Sono una pietra che ha visto tanti inverni, e nonostante gli anni che passano, continuo a restare ferma, immobile, come un sasso. Su di me sono passati innumerevoli piedi, scarpe di ragazzi e ragazze che salivano sulla mia cima soltanto per dominare il mondo per cinque minuti, senza sapere che è invece il mondo a dominare il loro destino. Ragazzi e ragazze che si sono illusi di essere i padroni di quella pietra che sono io, si sono illusi di avere l’intero universo ai loro piedi quando invece, ahimè, ai loro piedi c’era soltanto un po’ di licheni e qualche lucertola spaurita dalle grida e dagli umori giovanili.
Sono ferma. Immobile.
Sono una tendina che lascia passare oltre di se soltanto lo sguardo di un maniaco, una persona che guarda alla vita con invidia e con disperazione. Lascio passare il suo sguardo, e trattengo invece lontano la vista delle persone che passano, ignare, lungo la strada, che scorrono via e lasciano dietro di sé soltanto il rumore dell’ultimo modello di scarpe e lo sguardo omicida del maniaco che proteggo.

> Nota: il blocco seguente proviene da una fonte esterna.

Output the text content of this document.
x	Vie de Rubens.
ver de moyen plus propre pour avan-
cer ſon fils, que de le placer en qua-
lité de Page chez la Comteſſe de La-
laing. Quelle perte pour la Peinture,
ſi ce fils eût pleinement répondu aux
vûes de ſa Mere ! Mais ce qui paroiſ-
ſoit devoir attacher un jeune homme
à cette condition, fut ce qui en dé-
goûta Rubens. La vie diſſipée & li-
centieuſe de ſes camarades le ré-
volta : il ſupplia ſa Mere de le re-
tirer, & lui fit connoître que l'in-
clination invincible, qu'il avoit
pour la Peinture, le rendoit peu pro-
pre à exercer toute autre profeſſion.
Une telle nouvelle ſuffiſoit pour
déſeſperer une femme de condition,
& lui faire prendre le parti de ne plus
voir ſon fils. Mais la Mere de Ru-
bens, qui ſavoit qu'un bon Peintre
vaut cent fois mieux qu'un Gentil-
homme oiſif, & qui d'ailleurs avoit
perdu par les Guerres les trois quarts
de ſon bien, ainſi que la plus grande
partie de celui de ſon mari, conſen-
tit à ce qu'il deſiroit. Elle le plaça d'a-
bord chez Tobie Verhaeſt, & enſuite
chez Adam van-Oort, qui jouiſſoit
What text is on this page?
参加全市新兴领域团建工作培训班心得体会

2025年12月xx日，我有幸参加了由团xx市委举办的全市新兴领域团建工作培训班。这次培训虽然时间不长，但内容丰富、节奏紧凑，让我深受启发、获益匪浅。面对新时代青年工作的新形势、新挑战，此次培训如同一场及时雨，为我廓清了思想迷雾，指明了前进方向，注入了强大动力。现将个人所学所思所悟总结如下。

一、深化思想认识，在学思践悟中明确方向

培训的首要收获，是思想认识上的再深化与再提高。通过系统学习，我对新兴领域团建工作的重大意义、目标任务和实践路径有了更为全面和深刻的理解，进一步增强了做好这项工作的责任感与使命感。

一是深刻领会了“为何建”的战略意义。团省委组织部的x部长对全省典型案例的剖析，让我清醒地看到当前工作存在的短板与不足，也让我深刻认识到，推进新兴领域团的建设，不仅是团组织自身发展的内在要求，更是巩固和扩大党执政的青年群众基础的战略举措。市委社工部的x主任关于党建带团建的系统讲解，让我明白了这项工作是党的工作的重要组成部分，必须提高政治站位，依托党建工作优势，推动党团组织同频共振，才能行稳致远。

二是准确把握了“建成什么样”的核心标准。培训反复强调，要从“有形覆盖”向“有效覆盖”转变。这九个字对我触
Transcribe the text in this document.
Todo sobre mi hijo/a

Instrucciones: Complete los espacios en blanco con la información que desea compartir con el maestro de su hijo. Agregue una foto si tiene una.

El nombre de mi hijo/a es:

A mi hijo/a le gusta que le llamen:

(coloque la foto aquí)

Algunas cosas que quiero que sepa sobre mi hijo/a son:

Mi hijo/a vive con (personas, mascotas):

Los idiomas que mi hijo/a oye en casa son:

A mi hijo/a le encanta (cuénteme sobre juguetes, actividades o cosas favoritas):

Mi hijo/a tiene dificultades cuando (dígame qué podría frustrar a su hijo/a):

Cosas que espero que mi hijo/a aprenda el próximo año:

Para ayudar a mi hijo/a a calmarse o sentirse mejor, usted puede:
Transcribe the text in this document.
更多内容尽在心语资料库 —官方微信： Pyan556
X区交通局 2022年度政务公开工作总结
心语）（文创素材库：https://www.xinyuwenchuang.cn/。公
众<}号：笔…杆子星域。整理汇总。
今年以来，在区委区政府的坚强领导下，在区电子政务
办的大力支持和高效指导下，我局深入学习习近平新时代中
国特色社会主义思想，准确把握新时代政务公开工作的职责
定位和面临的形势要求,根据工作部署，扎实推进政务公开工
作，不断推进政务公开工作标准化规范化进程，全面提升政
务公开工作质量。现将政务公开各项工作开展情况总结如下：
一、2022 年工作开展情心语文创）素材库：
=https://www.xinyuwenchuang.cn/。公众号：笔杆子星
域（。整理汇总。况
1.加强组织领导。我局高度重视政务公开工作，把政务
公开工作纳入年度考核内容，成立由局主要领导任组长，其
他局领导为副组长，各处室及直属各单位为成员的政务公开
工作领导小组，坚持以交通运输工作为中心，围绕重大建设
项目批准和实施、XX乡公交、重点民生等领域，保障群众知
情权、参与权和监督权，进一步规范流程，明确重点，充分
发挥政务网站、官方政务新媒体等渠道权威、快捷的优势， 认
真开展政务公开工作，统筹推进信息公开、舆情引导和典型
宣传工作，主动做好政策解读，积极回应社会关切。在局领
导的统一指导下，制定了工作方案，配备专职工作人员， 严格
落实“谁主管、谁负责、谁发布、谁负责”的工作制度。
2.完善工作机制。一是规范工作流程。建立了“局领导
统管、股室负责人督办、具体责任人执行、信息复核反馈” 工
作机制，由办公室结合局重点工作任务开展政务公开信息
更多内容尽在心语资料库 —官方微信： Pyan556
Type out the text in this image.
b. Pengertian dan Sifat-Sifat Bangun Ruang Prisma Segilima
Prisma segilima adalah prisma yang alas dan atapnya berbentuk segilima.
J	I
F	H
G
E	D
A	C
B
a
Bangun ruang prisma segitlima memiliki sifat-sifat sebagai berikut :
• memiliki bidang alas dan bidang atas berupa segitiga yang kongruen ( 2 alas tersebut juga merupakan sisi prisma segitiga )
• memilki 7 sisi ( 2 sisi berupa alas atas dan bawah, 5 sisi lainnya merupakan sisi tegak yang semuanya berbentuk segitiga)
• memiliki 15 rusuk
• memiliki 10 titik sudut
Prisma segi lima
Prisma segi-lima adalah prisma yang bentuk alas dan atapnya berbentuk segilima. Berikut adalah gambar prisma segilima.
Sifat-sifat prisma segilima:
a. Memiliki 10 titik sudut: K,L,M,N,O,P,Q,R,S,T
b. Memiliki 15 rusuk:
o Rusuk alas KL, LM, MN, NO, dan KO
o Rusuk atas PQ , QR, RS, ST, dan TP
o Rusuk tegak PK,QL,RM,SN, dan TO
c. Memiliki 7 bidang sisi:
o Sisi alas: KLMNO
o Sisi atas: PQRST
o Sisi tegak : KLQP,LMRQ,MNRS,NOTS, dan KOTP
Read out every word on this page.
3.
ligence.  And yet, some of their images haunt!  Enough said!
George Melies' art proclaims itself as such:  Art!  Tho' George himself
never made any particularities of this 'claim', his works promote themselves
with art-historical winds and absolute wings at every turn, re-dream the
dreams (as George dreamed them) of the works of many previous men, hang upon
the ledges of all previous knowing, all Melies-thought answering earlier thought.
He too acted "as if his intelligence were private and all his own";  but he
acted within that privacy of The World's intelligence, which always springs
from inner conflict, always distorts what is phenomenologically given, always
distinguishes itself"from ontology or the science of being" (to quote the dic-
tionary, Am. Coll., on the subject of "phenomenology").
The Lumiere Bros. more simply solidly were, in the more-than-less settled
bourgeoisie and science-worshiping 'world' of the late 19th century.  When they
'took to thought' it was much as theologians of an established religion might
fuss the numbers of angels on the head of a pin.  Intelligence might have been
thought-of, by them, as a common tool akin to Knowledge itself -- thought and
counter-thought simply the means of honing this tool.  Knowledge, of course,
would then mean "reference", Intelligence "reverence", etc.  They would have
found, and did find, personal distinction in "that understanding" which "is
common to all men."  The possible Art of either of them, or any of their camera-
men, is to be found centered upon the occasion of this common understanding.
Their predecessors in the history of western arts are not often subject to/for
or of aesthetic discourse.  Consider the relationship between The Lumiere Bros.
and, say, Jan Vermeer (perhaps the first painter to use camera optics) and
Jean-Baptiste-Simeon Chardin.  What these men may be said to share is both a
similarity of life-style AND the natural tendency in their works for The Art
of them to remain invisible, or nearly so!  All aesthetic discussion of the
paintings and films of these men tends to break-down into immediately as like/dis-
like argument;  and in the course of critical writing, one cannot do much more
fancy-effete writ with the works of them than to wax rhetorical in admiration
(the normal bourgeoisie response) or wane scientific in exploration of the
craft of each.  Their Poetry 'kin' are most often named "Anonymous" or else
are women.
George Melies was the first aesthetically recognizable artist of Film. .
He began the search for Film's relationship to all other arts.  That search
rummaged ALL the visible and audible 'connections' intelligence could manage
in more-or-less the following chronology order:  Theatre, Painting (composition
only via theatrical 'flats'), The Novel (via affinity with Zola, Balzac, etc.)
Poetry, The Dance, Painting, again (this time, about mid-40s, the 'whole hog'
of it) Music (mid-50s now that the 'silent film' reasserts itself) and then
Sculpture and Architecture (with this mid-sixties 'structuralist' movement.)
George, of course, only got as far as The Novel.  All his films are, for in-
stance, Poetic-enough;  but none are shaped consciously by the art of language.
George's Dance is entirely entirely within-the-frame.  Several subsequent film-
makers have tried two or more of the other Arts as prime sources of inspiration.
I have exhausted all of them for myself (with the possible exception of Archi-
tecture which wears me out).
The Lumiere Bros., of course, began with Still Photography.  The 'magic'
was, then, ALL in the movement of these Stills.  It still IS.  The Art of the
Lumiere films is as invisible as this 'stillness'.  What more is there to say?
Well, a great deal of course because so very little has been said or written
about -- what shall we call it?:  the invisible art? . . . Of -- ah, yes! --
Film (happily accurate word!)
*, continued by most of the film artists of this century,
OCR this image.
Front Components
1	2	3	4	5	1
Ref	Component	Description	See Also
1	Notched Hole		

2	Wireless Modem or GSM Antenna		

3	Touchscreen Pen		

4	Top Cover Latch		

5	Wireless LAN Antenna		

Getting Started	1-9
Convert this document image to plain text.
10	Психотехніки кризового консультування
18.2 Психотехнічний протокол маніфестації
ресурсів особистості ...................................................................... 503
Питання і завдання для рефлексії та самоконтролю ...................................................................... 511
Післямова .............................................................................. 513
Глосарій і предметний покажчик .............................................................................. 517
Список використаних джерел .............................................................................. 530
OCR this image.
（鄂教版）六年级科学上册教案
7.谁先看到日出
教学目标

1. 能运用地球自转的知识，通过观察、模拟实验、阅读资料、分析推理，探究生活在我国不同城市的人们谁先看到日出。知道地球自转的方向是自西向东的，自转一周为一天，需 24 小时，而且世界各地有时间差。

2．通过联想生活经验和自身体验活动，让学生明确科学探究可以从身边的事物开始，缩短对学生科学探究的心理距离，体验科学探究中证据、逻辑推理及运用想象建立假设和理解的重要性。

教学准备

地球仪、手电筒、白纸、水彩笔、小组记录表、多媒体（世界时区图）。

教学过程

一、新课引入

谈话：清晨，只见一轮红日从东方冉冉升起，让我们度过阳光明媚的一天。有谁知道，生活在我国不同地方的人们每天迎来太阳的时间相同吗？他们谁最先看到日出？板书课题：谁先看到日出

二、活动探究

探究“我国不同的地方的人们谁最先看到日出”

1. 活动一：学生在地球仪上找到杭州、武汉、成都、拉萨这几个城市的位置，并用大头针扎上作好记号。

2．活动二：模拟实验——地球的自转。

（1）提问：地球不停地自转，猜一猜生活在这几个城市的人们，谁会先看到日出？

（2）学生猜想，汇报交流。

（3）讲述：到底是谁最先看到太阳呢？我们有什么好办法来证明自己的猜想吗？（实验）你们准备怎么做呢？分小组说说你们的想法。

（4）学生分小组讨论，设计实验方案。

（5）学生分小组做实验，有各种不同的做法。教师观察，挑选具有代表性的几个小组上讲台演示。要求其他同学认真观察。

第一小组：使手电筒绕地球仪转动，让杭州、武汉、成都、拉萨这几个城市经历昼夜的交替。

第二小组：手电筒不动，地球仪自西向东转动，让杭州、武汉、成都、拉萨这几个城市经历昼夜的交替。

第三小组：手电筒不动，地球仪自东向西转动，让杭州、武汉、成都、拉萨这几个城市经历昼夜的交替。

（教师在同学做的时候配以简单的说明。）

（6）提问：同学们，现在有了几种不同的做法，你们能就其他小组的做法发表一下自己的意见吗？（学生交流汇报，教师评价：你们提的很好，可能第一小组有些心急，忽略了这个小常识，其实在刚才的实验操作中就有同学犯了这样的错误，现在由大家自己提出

Se soltanto potessi gridare. Se soltanto potessi parlare. Spargerei ai quattro venti tutto quello che so, e non proteggerei più, con i miei ricami fatti a mano, quello sguardo voglioso e lascivo che sbava non appena vede qualcosa di fuori dall’ordinario, o di semplicemente normale ma irraggiungibile per lui.
Sono ferma. Immobile.
Sono una nuvola che giace nel più profondo azzurro del cielo, senza avere la speranza che si sollevi prima o poi quell’alito di vento che la porterà lontano, via da questi monti e da questo paesaggio che tanto può stare a cuore ad una persona malata di vita, ma altrettanto può essere odiata da me, misera nuvola che non ho nemmeno la speranza di assumere le sembianze di un drago leggendario grazie al soffio di un qualche vento, per far sognare ad occhi aperti un bambino che volga verso di me il suo sguardo innocente. Ho perso la mia più grande battaglia, quella con la pioggia, e ora sono soltanto una macchia bianca nel firmamento celeste di un giorno senza temporali.
Sono ferma. Immobile.
Sono la coscienza di un ragazzino che sale sopra di una pietra sulle rive di un lago. Sono la coscienza di un maniaco che segue con il suo sguardo i passi di chiunque cammini lungo la via. Sono la coscienza di un bambino che vede draghi là dove ci sono soltanto nuvole, e sogna felice.
Sono ferma. Immobile.
E ciononostante continuo a disperarmi. Quale sarà il mio destino? Quale sarà la via che prenderanno i miei passi, al termine di questa seconda giornata di ascesi temporale? O sacri totem, ditemelo voi...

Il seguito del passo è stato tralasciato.